The U.S. Attorney’s Office in Kansas subsequently filed a civil forfeiture action against Empyreal, arguing the seized cash was traceable to sales that violated the federal Controlled Substances Act. (Cannabis is classified as a Schedule I drug under the act.) That case is pending.

In October, KCUR sought records related to the stop from the Dickinson County Sheriff’s Office under the Kansas Open Records Act. Doug Thompson, the Dickinson County counselor, responded by saying that the records were in the hands of the Drug Enforcement Administration.

KCUR then sought the records from the DEA in November under the federal Freedom of Information Act. The DEA has yet to respond to KCUR’s request.

Empyreal’s lawsuit, however, alleges that Dickinson County Sheriff’s Deputy Kalen Robinson pulled over Empyreal’s vehicle, a Ford Transit van, as it was heading east on I-70 because the Colorado license plate tag was slightly covered by the license plate holder. Robinson stopped the vehicle a second time the next day as it was heading west toward Colorado and seized the cash.

Empyreal’s lawsuit accuses Robinson as well as sheriff’s deputies in California of acting in concert with the DEA to conduct “pretextual stops” of Empyreal’s vehicles, “searching them, and seizing the cash contents — covering up their surveillance cameras and sometimes damaging Empyreal’s vehicles to access the cash in their secured vaults — and are then turning the seized cash over to federal law-enforcement for forfeiture proceedings under the federal equitable sharing program.”

Under the federal equitable sharing program, the federal government shares assets seized in civil forfeitures with state and local law enforcement agencies.

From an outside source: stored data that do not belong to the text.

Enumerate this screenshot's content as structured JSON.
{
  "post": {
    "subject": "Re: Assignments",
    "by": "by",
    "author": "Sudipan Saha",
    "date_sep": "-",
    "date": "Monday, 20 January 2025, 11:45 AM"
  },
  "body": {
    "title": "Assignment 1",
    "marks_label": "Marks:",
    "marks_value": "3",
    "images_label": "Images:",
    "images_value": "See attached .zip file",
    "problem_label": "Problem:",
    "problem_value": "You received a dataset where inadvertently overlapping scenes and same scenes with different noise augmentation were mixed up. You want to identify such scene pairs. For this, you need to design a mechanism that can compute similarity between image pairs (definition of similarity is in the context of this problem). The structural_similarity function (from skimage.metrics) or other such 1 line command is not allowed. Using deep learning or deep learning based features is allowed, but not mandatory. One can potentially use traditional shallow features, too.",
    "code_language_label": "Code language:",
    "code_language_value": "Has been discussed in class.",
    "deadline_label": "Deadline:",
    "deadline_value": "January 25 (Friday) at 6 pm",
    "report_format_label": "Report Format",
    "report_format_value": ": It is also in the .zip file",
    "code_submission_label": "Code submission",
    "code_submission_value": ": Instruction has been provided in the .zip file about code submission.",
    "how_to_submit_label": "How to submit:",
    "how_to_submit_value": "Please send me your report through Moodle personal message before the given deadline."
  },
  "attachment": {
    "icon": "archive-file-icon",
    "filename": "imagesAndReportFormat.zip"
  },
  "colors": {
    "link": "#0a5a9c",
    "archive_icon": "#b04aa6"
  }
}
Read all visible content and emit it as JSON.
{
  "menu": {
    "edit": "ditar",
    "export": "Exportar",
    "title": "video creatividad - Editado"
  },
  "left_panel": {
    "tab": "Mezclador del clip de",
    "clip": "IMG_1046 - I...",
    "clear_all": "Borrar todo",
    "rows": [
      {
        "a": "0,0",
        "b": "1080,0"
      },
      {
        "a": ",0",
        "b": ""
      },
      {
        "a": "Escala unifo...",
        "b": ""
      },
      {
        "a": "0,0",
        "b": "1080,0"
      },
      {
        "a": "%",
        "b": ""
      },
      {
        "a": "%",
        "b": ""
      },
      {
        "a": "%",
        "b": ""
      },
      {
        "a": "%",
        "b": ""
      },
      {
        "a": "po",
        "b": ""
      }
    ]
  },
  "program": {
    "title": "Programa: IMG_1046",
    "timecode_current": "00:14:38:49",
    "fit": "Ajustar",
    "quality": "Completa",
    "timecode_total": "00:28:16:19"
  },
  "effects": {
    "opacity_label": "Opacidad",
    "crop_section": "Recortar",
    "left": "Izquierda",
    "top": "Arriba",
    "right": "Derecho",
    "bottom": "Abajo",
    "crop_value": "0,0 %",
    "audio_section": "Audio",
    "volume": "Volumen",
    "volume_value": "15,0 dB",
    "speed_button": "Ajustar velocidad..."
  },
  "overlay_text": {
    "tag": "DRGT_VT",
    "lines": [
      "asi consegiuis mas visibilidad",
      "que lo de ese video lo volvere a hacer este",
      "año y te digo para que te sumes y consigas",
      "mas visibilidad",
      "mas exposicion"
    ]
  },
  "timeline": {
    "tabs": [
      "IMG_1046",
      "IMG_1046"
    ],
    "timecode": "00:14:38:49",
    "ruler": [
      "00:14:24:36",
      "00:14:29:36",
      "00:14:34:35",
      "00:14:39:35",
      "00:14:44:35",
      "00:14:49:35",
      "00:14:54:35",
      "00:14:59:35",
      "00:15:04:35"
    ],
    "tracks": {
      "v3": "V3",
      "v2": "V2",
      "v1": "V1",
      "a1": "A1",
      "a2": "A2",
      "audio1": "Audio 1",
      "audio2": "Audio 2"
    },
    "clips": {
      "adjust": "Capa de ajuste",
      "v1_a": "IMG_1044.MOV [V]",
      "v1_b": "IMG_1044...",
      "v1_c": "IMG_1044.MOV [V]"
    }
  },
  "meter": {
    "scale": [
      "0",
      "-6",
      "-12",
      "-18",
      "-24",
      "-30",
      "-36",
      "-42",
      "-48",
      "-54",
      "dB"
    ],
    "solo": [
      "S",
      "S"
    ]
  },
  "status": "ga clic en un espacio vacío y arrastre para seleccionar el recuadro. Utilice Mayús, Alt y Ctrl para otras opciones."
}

Empyreal says that not a single traffic citation was issued to an Empyreal driver during any of the five traffic stops mentioned in its complaint.

It says federal and state law enforcement agencies are targeting its armored cars “because it is very profitable for those law enforcement agencies to seize the cash proceeds that Empyreal is transporting and keep that money using civil forfeiture.”

Dan Alban, an attorney with the Institute of Justice, which represents Empyreal, said Empyreal had initially viewed the Dickinson County stop as a one-off event. But since then, its vehicles have been stopped four more times in California, three of them in the last two months alone. The vehicles were transporting cash from state-licensed cannabis businesses in California.

“I think they began to become very concerned that this was an ongoing pattern of activity and that they were being targeted. And so they wanted not just to have to defend against these forfeiture actions after the fact” but to seek legal relief preventing future seizures, Alban said.

In addition to alleging violations of the Fourth Amendment and due process, the lawsuit seeks to block future stops, searches and seizures of Empyreal’s vehicles “based solely on the actual or suspected presence of cash earned by state-legal cannabis dispensaries without reasonable suspicion or probable cause.”

“Empyreal could see the writing on the wall,” Alban said. “They could tell they were being targeted — all of these stops and searches — five in total so far. And so in order to continue operating their armored car business, they needed not to be targeted by the feds or local sheriffs for these continued stops, searches and seizures.”

Empyreal is still seeking to recover the money that was seized in Kansas in the pending civil forfeiture proceeding. The U.S. Attorney’s Office has declined to comment on the case.